Thanksgiving is largely an American affair. While Canada, some Caribbean islands, and Liberia also celebrate it, it is usually observed on a different day. In response to the holiday, it is a not a rare practice for brands originating in the United States, such as Coach, to have special promotions for the Thanksgiving holiday. However, Thanksgiving has virtually no presence in China.

So why then is Coach attempting to use Thanksgiving to market its brand to Chinese consumers?

Introduction of Western Festivals by Brands

Coach’s Thanksgiving campaign in China is not the first time a luxury brand has launched a campaign in the Chinese market using a western holiday as the theme. As a matter of fact, luxury brands have discovered the charm Valentine’s Day has for Chinese consumers, as many of them crafted special promotions featuring a Valentine’s Day theme to promote sales and brand awareness among Chinese consumers this February. Lancome, Kenzo, De Beers, and Louis Vuitton all had Valentine’s Day promotions.
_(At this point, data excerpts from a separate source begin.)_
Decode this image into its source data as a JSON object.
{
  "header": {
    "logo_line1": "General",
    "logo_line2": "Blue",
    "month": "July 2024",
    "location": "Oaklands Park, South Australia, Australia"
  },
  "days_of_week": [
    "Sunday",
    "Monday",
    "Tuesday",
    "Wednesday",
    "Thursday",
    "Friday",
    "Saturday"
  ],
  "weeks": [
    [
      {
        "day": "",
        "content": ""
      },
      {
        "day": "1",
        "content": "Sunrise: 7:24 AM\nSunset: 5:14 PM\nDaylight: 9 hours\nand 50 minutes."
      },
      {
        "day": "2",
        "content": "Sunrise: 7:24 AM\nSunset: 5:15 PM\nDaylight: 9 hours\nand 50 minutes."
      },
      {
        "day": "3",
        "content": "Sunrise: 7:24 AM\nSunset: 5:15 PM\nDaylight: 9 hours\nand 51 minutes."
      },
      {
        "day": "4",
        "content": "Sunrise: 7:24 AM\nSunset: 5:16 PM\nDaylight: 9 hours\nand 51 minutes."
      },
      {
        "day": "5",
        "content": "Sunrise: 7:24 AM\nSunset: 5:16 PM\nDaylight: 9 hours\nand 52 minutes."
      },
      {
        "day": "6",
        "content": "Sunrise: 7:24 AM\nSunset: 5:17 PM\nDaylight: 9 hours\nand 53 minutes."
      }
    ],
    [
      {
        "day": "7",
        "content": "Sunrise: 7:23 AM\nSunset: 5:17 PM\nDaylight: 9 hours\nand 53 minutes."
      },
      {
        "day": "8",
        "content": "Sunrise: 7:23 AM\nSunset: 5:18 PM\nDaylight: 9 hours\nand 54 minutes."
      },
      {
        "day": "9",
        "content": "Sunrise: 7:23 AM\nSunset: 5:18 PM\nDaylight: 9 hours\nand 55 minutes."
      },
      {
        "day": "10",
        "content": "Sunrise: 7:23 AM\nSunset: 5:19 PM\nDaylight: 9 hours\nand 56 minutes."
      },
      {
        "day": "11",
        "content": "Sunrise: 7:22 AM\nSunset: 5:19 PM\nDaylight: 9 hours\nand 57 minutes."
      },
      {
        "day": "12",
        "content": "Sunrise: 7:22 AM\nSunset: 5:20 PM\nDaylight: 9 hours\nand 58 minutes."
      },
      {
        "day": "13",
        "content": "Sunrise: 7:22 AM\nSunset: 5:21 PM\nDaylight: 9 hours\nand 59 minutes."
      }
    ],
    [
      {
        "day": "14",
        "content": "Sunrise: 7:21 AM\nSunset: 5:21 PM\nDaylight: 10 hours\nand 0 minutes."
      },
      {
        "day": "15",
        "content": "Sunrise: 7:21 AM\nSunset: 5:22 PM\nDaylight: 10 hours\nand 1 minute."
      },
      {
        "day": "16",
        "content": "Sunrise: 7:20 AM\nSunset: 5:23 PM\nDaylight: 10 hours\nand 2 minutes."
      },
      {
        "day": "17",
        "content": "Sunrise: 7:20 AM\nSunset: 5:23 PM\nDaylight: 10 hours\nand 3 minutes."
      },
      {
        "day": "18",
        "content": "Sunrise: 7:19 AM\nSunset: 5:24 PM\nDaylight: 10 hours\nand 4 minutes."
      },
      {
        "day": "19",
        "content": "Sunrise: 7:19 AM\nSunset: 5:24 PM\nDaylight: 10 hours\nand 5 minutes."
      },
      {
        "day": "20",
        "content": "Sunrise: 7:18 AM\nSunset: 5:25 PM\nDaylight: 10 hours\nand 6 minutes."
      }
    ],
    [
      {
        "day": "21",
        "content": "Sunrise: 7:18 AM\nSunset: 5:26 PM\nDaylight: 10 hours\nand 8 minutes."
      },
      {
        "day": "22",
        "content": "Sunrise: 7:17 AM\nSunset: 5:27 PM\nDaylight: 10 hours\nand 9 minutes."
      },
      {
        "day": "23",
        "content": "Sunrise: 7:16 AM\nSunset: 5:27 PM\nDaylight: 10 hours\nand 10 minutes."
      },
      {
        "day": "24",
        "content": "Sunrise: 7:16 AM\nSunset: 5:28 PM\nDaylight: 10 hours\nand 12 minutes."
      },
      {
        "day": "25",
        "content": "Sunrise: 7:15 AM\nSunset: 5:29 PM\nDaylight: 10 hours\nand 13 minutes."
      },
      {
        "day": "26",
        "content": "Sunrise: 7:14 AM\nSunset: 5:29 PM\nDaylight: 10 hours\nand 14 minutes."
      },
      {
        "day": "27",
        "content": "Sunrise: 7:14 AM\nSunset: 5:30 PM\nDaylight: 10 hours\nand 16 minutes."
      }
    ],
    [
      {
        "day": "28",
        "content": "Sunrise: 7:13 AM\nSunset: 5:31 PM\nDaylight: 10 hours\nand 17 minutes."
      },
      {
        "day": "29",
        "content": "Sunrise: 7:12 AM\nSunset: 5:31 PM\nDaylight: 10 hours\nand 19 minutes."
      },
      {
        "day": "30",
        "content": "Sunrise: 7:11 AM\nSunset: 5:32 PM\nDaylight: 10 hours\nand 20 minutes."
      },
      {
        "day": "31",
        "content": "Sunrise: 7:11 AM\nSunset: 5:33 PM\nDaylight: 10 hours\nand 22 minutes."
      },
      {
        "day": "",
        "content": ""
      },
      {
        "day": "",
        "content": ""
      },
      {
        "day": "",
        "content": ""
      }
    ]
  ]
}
Another popular Western holiday in China is Christmas, which is wedged between the Chinese Singles Day shopping festival on November 11 and the Spring Festival in late January or early February. According to research conducted by the China Social Survey Institute (CSS), it might be the second-most-celebrated festival in China after the Spring Festival among young Chinese. Christmas’s popularity in Chinese society is also closely associated with sales strategies employed by different brands to engage with Chinese consumers, as shopping has become the major mode of Christmas celebration in China. China does have a sizable Christian population, with about 2 to 3 percent of the total population publicly identifying as Christian. However the holiday for most Chinese people is associated with consumption. Hung Huang, a Chinese-American media figure and the publisher of the fashion magazine iLook, said in an interview with Jing Daily in 2015, “Christmas is a commercial holiday. That’s why malls have Christmas trees.”

Similarly, brands have been working towards promoting Halloween in Chinese consumption culture by creating interactive multimedia campaigns on Chinese social media.

Significance of Western Festivals to Chinese Consumers

As illustrated by examples above, Chinese consumers tend to be very open-minded when it comes to engaging with foreign holidays.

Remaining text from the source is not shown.